The CEO of Delta Air Lines said the aviation would take several years before volumes return to 2019 levels unless the entire travel industry comes together to communicate a unified message about safety and trust.

a man wearing a suit and tie: Delta Air Lines CEO, Ed Bastian.

© Flickr/Delta News Hub
Delta Air Lines CEO, Ed Bastian.

Delta CEO Ed Bastian said during an interview with SAP Concur president Jim Lucier last week the airline is operating about 50 percent of its domestic schedule and only selling about 60 percent of the seats due to its decision to block middle seats through January 6.

“So while we can get people traveling again I think the question is just broader than our sector of air travel. It’s the travel ecosystem,” Bastian said. “Getting the hotels and getting all aspects of the hospitality business to join arms and continue to drive the same type of safety protocols, the safety message and the confidence in protecting people through will help us all get out and get more comfortable in being on the road.”

Bastian revealed the airline has used the slow period to retire older and less fuel-efficient planes, end operations in unprofitable markets and streamline operations. He said that while some changes are temporary, many will stick around when the coronavirus pandemic ends.

“If the experience of flying was not safe, you would expect our people to be getting sick on board the planes because they live in the airport environment, they live onboard the aircraft,” Bastian continued.

Lucier also spoke to Marriott International CEO Arne Sorenson, who said occupancy is now in the mid-60 percent in China. He said that while the numbers are skewed, they are an encouraging sign, with at least modest improvement every week in most markets.

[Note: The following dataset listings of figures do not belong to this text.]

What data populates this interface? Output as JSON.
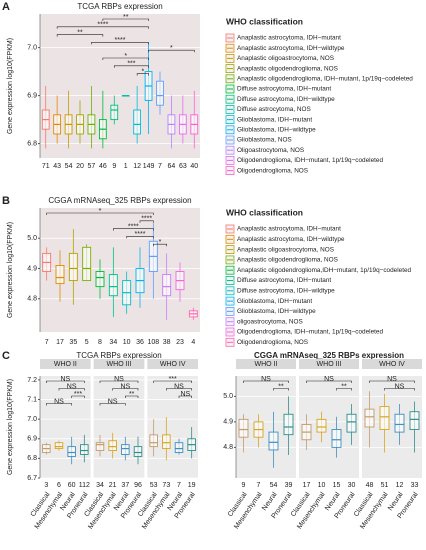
{
  "chart_data": [
    {
      "type": "box",
      "label": "A",
      "title": "TCGA RBPs expression",
      "ylabel": "Gene expression log10(FPKM)",
      "legend_title": "WHO classification",
      "categories": [
        "Anaplastic astrocytoma, IDH−mutant",
        "Anaplastic astrocytoma, IDH−wildtype",
        "Anaplastic oligoastrocytoma, NOS",
        "Anaplastic oligodendroglioma, NOS",
        "Anaplastic oligodendroglioma, IDH−mutant, 1p/19q−codeleted",
        "Diffuse astrocytoma, IDH−mutant",
        "Diffuse astrocytoma, IDH−wildtype",
        "Diffuse astrocytoma, NOS",
        "Glioblastoma, IDH−mutant",
        "Glioblastoma, IDH−wildtype",
        "Glioblastoma, NOS",
        "Oligoastrocytoma, NOS",
        "Oligodendroglioma, IDH−mutant, 1p/19q−codeleted",
        "Oligodendroglioma, NOS"
      ],
      "colors": [
        "#F8766D",
        "#E58700",
        "#C99800",
        "#A3A500",
        "#6BB100",
        "#00BA38",
        "#00BF7D",
        "#00C0AF",
        "#00BCD8",
        "#00B0F6",
        "#619CFF",
        "#B983FF",
        "#E76BF3",
        "#FD61D1"
      ],
      "counts": [
        71,
        43,
        54,
        20,
        57,
        46,
        9,
        1,
        12,
        149,
        7,
        64,
        63,
        40
      ],
      "median": [
        6.85,
        6.84,
        6.84,
        6.84,
        6.84,
        6.83,
        6.87,
        6.9,
        6.84,
        6.92,
        6.9,
        6.84,
        6.84,
        6.84
      ],
      "q1": [
        6.83,
        6.82,
        6.82,
        6.82,
        6.82,
        6.81,
        6.85,
        6.9,
        6.82,
        6.89,
        6.88,
        6.82,
        6.82,
        6.82
      ],
      "q3": [
        6.87,
        6.86,
        6.86,
        6.86,
        6.86,
        6.85,
        6.88,
        6.9,
        6.87,
        6.95,
        6.93,
        6.86,
        6.86,
        6.86
      ],
      "low": [
        6.79,
        6.8,
        6.79,
        6.8,
        6.79,
        6.79,
        6.84,
        6.9,
        6.8,
        6.82,
        6.86,
        6.79,
        6.8,
        6.79
      ],
      "high": [
        6.92,
        6.9,
        6.91,
        6.89,
        6.92,
        6.91,
        6.9,
        6.9,
        6.92,
        7.01,
        6.95,
        6.9,
        6.9,
        6.91
      ],
      "ylim": [
        6.77,
        7.07
      ],
      "yticks": [
        6.8,
        6.9,
        {
          "value": 7,
          "label": "7.0"
        }
      ],
      "grid": true,
      "brackets": [
        {
          "label": "**",
          "from": 5,
          "to": 9
        },
        {
          "label": "****",
          "from": 1,
          "to": 9
        },
        {
          "label": "**",
          "from": 1,
          "to": 5
        },
        {
          "label": "****",
          "from": 4,
          "to": 9
        },
        {
          "label": "*",
          "from": 9,
          "to": 13
        },
        {
          "label": "*",
          "from": 5,
          "to": 9
        },
        {
          "label": "***",
          "from": 6,
          "to": 9
        },
        {
          "label": "*",
          "from": 8,
          "to": 9
        }
      ]
    },
    {
      "type": "box",
      "label": "B",
      "title": "CGGA mRNAseq_325 RBPs expression",
      "ylabel": "Gene expression log10(FPKM)",
      "legend_title": "WHO classification",
      "categories": [
        "Anaplastic astrocytoma, IDH−mutant",
        "Anaplastic astrocytoma, IDH−wildtype",
        "Anaplastic oligoastrocytoma, NOS",
        "Anaplastic oligodendroglioma, NOS",
        "Anaplastic oligodendroglioma,IDH−mutant, 1p/19q−codeleted",
        "Diffuse astrocytoma, IDH−mutant",
        "Diffuse astrocytoma, IDH−wildtype",
        "Glioblastoma, IDH−mutant",
        "Glioblastoma, IDH−wildtype",
        "oligoastrocytoma, NOS",
        "Oligodendroglioma, IDH−mutant, 1p/19q−codeleted",
        "Oligodendroglioma, NOS"
      ],
      "colors": [
        "#F8766D",
        "#DE8C00",
        "#B79F00",
        "#7CAE00",
        "#00BA38",
        "#00C08B",
        "#00BFC4",
        "#00B4F0",
        "#619CFF",
        "#C77CFF",
        "#F564E3",
        "#FF64B0"
      ],
      "counts": [
        7,
        17,
        35,
        5,
        8,
        34,
        10,
        36,
        108,
        38,
        23,
        4
      ],
      "median": [
        4.92,
        4.87,
        4.9,
        4.9,
        4.87,
        4.84,
        4.82,
        4.86,
        4.94,
        4.84,
        4.86,
        4.75
      ],
      "q1": [
        4.89,
        4.85,
        4.86,
        4.86,
        4.84,
        4.81,
        4.78,
        4.82,
        4.89,
        4.81,
        4.83,
        4.74
      ],
      "q3": [
        4.95,
        4.91,
        4.95,
        4.97,
        4.89,
        4.88,
        4.86,
        4.9,
        4.99,
        4.88,
        4.89,
        4.76
      ],
      "low": [
        4.86,
        4.79,
        4.78,
        4.86,
        4.8,
        4.74,
        4.75,
        4.77,
        4.8,
        4.73,
        4.79,
        4.73
      ],
      "high": [
        4.97,
        4.96,
        5.03,
        4.98,
        4.93,
        4.97,
        4.89,
        4.97,
        5.05,
        4.95,
        4.92,
        4.77
      ],
      "ylim": [
        4.69,
        5.1
      ],
      "yticks": [
        4.8,
        4.9,
        {
          "value": 5,
          "label": "5.0"
        }
      ],
      "grid": true,
      "brackets": [
        {
          "label": "*",
          "from": 0,
          "to": 8
        },
        {
          "label": "****",
          "from": 7,
          "to": 8
        },
        {
          "label": "****",
          "from": 5,
          "to": 8
        },
        {
          "label": "****",
          "from": 6,
          "to": 8
        },
        {
          "label": "*",
          "from": 8,
          "to": 9
        }
      ]
    },
    {
      "type": "box",
      "label": "C",
      "title": "TCGA RBPs expression",
      "ylabel": "Gene expression log10(FPKM)",
      "categories": [
        "Classical",
        "Mesenchymal",
        "Neural",
        "Proneural"
      ],
      "colors": [
        "#c49a6c",
        "#d9a520",
        "#3f8fc0",
        "#2f8f8a"
      ],
      "ylim": [
        6.7,
        7.22
      ],
      "yticks": [
        6.7,
        6.8,
        6.9,
        {
          "value": 7,
          "label": "7.0"
        },
        7.1,
        7.2
      ],
      "grid": true,
      "facets": [
        {
          "name": "WHO II",
          "counts": [
            3,
            6,
            60,
            112
          ],
          "median": [
            6.85,
            6.86,
            6.83,
            6.84
          ],
          "q1": [
            6.83,
            6.85,
            6.81,
            6.82
          ],
          "q3": [
            6.87,
            6.88,
            6.86,
            6.87
          ],
          "low": [
            6.82,
            6.84,
            6.77,
            6.78
          ],
          "high": [
            6.88,
            6.89,
            6.91,
            6.92
          ],
          "brackets": [
            {
              "label": "NS",
              "from": 0,
              "to": 3
            },
            {
              "label": "NS",
              "from": 1,
              "to": 3
            },
            {
              "label": "***",
              "from": 2,
              "to": 3
            },
            {
              "label": "NS",
              "from": 0,
              "to": 2
            }
          ]
        },
        {
          "name": "WHO III",
          "counts": [
            34,
            21,
            37,
            96
          ],
          "median": [
            6.87,
            6.86,
            6.85,
            6.83
          ],
          "q1": [
            6.84,
            6.84,
            6.82,
            6.81
          ],
          "q3": [
            6.88,
            6.89,
            6.87,
            6.86
          ],
          "low": [
            6.81,
            6.8,
            6.79,
            6.77
          ],
          "high": [
            6.92,
            6.93,
            6.91,
            6.91
          ],
          "brackets": [
            {
              "label": "NS",
              "from": 0,
              "to": 3
            },
            {
              "label": "NS",
              "from": 1,
              "to": 3
            },
            {
              "label": "**",
              "from": 2,
              "to": 3
            },
            {
              "label": "NS",
              "from": 0,
              "to": 2
            }
          ]
        },
        {
          "name": "WHO IV",
          "counts": [
            53,
            73,
            7,
            19
          ],
          "median": [
            6.88,
            6.88,
            6.85,
            6.87
          ],
          "q1": [
            6.86,
            6.85,
            6.83,
            6.84
          ],
          "q3": [
            6.92,
            6.92,
            6.88,
            6.9
          ],
          "low": [
            6.81,
            6.79,
            6.82,
            6.8
          ],
          "high": [
            7.0,
            7.01,
            6.9,
            6.96
          ],
          "brackets": [
            {
              "label": "***",
              "from": 0,
              "to": 3
            },
            {
              "label": "NS",
              "from": 1,
              "to": 3
            },
            {
              "label": "NS",
              "from": 2,
              "to": 3
            }
          ]
        }
      ]
    },
    {
      "type": "box",
      "title": "CGGA mRNAseq_325 RBPs expression",
      "categories": [
        "Classical",
        "Mesenchymal",
        "Neural",
        "Proneural"
      ],
      "colors": [
        "#c49a6c",
        "#d9a520",
        "#3f8fc0",
        "#2f8f8a"
      ],
      "ylim": [
        4.68,
        5.08
      ],
      "yticks": [
        4.8,
        4.9,
        {
          "value": 5,
          "label": "5.0"
        }
      ],
      "grid": true,
      "facets": [
        {
          "name": "WHO II",
          "counts": [
            9,
            7,
            54,
            39
          ],
          "median": [
            4.87,
            4.87,
            4.82,
            4.88
          ],
          "q1": [
            4.84,
            4.84,
            4.79,
            4.85
          ],
          "q3": [
            4.91,
            4.9,
            4.86,
            4.93
          ],
          "low": [
            4.78,
            4.8,
            4.72,
            4.77
          ],
          "high": [
            4.93,
            4.93,
            4.94,
            5.0
          ],
          "brackets": [
            {
              "label": "NS",
              "from": 0,
              "to": 3
            },
            {
              "label": "**",
              "from": 2,
              "to": 3
            }
          ]
        },
        {
          "name": "WHO III",
          "counts": [
            17,
            10,
            15,
            30
          ],
          "median": [
            4.86,
            4.88,
            4.83,
            4.9
          ],
          "q1": [
            4.83,
            4.86,
            4.8,
            4.86
          ],
          "q3": [
            4.89,
            4.91,
            4.87,
            4.93
          ],
          "low": [
            4.79,
            4.82,
            4.76,
            4.81
          ],
          "high": [
            4.93,
            4.94,
            4.92,
            4.97
          ],
          "brackets": [
            {
              "label": "NS",
              "from": 0,
              "to": 3
            },
            {
              "label": "**",
              "from": 2,
              "to": 3
            }
          ]
        },
        {
          "name": "WHO IV",
          "counts": [
            48,
            51,
            12,
            33
          ],
          "median": [
            4.92,
            4.92,
            4.89,
            4.91
          ],
          "q1": [
            4.88,
            4.87,
            4.86,
            4.87
          ],
          "q3": [
            4.95,
            4.96,
            4.93,
            4.94
          ],
          "low": [
            4.8,
            4.78,
            4.81,
            4.78
          ],
          "high": [
            5.02,
            5.01,
            4.97,
            4.98
          ],
          "brackets": [
            {
              "label": "NS",
              "from": 0,
              "to": 3
            },
            {
              "label": "NS",
              "from": 1,
              "to": 3
            }
          ]
        }
      ]
    }
  ]
}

Last month, the United States Tour Operators Association (USTOA) were asked about post-COVID 19 plans for recovery and resumption of business in an ongoing survey. More than a third (38 percent) of Active Members have seen an increase in bookings in the last 60 days. Another third (38 percent) have seen no change in bookings during this timeframe, with the remaining 24 percent reporting a decrease in bookings.